Joy Division changed the face of music. The sound
of music. The meaning of music. Godfathers of the
current alternative scene, they reinvented rock in the
post-punk era, creating a new sound -- dark, hypnotic,
intense - that would influence U2, Morrissey, R.E.M.,
Radiohead and many others. The band's image, once
subversive and alienating, has become an internationally
renowned 'look' well documented by photographers Anton
Corbijn, Kevin Cummins and graphic designer Peter
Saville. Inspired by the attitude, energy and sound of
Punk, particularly the Sex Pistols, Peter Hook and his
old school friend Bernard Sumner started a band which
continues to influence popular music 35 years later,
uniting with a gifted lead-singer and lyricist, Ian
Curtis, and a brilliant drummer, Stephen Morris. With
some cobbled together instruments and a clapped out old
van, four young lads from Manchester and Salford shared
the same vision and created their own unique sound in
pubs and clubs first across the north-west, then across
the whole of Britain, until in 1980 they had released
two albums and were on the cusp of touring America.
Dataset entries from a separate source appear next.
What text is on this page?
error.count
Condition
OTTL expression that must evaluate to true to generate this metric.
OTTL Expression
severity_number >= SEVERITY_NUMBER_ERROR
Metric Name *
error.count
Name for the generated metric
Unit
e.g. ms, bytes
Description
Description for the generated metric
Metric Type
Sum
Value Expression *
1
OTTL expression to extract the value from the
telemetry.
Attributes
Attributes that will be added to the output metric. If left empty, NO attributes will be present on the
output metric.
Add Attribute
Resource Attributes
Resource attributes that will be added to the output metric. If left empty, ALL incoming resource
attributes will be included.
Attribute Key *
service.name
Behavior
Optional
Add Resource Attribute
Then
Ian Curtis committed suicide leaving everyone around him
bereft. Best known for the propulsive bass guitar
melodies of 'Love Will Tear Us Apart' Hooky was at the
heart of the sound that came to define an era and
inspire a generation. In the frank, no-holds-barred
style that has seen his previous book The Hacienda: How
Not to Run a Club hailed as one of the best music books
of 2009, Peter 'Hooky' Hook gives us the inside story of
life with Joy Division. He talks with eye-opening candor
and reflection about the suicide of Ian Curtis: often
seen as the "intellectual one", to Peter and the band he
was just "one of the lads" and the burden of balancing
his epilepsy and the demands of his domestic life only
really emerged when it was too late. He covers the
band's friendships and fall-outs; their rehearsals and
recording sessions; and the larger-than-life characters
who formed a vital part of the Joy Division legend: Tony
Wilson, Rob Gretton, Martin Hannett, and more.